22% des enfants vivant avec leur père sont considérés pauvres. 45% s’ils vivent avec leur mère. 
Oser parler est une clé pour relever la tête. L’entreprise peut aider si elle est informée.

Trois idées formulées ici par Nathalie de Courcy, ingénieure puis entrepreneure.

Interview par Florence Dauchez
Publié le 21/06/2022

FD :- Un matin vous êtes devenue maman solo, quel souvenir avez-vous de ce passage ?

AdeC : – Je me suis retrouvée seule avec les enfants, ils avaient huit ans, cinq ans et deux ans. Donc l’aîné à l’école primaire, la deuxième à la maternelle, le petit dernier à la crèche, donc trois établissements différents. Donc une course permanente pour les préparer le matin, les accompagner dans trois écoles différentes, partir au boulot en catastrophe, se maquiller dans sa voiture.

Le plus difficile dans le fait de se retrouver solo,  c’est le passage de maman en couple à maman solo.
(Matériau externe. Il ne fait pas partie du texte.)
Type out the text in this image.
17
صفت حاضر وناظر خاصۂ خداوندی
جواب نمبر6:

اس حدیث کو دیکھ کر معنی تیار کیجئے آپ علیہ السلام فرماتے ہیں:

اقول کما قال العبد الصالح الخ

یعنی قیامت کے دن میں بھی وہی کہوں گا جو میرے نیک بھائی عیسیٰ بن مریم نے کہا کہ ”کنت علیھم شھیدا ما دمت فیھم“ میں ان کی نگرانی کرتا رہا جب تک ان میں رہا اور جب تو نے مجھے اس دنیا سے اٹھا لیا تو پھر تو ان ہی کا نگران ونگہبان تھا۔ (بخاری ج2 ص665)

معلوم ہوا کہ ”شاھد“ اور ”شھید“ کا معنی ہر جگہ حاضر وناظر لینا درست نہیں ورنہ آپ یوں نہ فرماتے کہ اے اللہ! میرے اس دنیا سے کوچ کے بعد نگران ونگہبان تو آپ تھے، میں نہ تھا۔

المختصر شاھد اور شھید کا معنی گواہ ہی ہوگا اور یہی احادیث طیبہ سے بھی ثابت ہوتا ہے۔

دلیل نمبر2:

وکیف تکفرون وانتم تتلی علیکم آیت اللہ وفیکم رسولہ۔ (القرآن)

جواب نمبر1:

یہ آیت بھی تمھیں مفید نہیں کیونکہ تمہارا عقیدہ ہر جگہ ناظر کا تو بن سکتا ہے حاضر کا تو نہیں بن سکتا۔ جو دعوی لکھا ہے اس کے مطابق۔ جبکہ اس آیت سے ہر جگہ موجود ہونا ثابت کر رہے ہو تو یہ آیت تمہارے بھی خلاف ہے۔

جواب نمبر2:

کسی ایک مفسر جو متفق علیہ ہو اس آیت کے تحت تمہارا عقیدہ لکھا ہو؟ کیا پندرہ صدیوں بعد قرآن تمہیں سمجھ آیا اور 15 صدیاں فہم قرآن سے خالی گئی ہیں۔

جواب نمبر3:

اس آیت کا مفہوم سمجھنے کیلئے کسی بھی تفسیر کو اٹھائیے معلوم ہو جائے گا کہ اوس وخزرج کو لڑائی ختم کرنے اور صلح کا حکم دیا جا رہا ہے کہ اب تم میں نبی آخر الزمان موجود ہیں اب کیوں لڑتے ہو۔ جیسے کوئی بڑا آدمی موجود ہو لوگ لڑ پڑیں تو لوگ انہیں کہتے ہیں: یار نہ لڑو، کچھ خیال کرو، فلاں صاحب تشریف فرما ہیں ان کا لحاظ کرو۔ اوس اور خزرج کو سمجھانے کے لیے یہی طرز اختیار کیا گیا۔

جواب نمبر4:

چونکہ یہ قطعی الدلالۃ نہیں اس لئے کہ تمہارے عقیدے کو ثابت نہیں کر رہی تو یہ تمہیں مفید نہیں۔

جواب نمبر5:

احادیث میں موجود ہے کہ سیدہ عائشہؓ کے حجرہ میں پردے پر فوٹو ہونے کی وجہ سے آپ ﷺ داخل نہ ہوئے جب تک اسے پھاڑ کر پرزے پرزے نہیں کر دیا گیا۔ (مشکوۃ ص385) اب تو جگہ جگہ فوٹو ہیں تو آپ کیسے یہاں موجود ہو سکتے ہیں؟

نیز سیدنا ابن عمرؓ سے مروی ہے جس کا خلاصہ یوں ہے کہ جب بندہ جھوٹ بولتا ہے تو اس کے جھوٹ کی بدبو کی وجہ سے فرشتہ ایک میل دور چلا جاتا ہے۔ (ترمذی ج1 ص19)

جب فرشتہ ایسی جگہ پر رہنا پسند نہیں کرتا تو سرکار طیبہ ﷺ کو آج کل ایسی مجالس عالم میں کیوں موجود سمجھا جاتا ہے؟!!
Le changement de vie que ça occasionne, de logistique, de charge mentale, décider de tout, toute seule.Élever seule, financer seule, décider seule. La charge mentale est très importante.

FD : -Pour les parents en couple, un enfant malade crée un souci d’organisation. Pour un parent solo , qu’est ce que cela représente ?

AdeC : -Je me rappelle d’un jour où j’ai vraiment, vraiment eu très peur parce que j’avais un call extrêmement important avec le global. Et un quart d’heure avant, ma nounou m’appelle et me dit : je m’en vais. Donc je ne réfléchis pas, je pars immédiatement du boulot. Et puis quelques heures après, la présidente m’appelle en me disant : mes collègues américains me disent qu’ils t’ont pas beaucoup entendu pendant le call. Et je dis : « je n’étais pas là. » Et je lui explique la situation et elle me répond la chose suivante : « mais Nathalie, tu aurais dû me le dire tout de suite, ça m’aurait évité de te faire des remarques désagréables. Ne t’inquiète pas, demain, après demain, tu vas chercher tes enfants à l’école le temps de trouver une nouvelle nounou. » Cette empathie,  je ne la soupçonnais pas.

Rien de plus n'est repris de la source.